Friday Fragments is brought to you by the ever-lovely, ever-eloquent Mrs.4444. If you would like to take part, please go check her out, sign the little Mr. Linky thingy, and post your Friday Fragments. They are all the little thoughts running around, posts that didn’t quite get fully formed or different things you have seen during the week. Lots of fun!

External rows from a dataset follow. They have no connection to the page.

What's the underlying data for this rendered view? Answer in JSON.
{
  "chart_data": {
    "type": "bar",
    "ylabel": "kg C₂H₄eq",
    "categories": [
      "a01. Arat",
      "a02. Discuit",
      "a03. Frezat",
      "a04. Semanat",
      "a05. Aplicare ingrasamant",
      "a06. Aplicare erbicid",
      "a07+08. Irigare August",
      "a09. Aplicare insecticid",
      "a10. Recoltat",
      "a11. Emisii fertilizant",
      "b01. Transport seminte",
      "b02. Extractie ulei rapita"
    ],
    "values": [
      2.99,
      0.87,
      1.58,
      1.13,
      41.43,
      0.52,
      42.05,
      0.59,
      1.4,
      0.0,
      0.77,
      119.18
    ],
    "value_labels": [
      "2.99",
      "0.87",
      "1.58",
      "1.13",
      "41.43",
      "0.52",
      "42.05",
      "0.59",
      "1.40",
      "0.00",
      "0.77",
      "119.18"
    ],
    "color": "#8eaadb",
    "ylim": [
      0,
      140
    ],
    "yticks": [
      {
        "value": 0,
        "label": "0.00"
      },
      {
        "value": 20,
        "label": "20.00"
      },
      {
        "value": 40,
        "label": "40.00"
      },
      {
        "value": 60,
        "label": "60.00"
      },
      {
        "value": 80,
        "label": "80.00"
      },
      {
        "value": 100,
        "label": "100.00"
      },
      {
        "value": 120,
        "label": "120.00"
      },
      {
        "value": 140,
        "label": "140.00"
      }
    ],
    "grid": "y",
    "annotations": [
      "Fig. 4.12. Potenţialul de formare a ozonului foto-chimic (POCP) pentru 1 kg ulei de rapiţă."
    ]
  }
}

***Hannah went to get her hair done after the hearing on Monday. I came home from work to find a different girl. They cut off a shitload of hair; I don’t know exactly how much, but a good 6-8 inches at least-from below her bra line to just barely at her shoulders. I think she looks really good, and I think she feels good as well.
***Almost every morning I see the same sweet elderly couple walking down the sidewalk holding hands. It makes me smile every time I see them.
***Holy smokes, do we have bugs right now or what? Earlier this week when I went to fill up the dog’s food dish, there were five big-ass beetles sort of scurrying around in it. The way they looked didn’t especially bother me, but the sound of their scrabbling little legs around the tin pie pan gave me the heebie-jeebies.
***I have been a single parent for so long-most of my parenting life, in fact-that it is a huge part of my identity. One of hte struggles I am having with Steve moving in is figuring out now just what that means. We were talking about that last night, how for him being the Older Single-Never-Been-Married Single Guy has been such a huge part if HIS identity that he is also in the same place in terms of redefining himself. This isn’t bad, it isn’t like, “oh, my god, this is terrible…” No, it is just a big period of adjustment.
***Our town has a week-long Fourth of July celebration, starting tomorrow. We’re talking food in the park every day, music and entertainment in the bandstand, of course the fireworks and the parade. When we first moved here it was all I could do to go to the fireworks; to stand in this huge crowd and be jostled and bumped by hundreds of people I didn’t know really freaked me out, but I didn’t want the kids to miss it. It is a testament to the power of anti-depressants (I am on one that is also used to treat Generalized Anxiety Disorder) and working a good AA program and going to therapy that not only will I go this year willingly, but am actually looking forward to it. I shake my head at the wonder of it all sometimes.
***Michael Jackson dead. Wow. I actually really liked some of his stuff, and it is a tragedy that he died so young, and so suddenly. However, I am just going to come right out here and say that he was O.D.D., and I have a hard time believing that people are as shocked as they are, you know?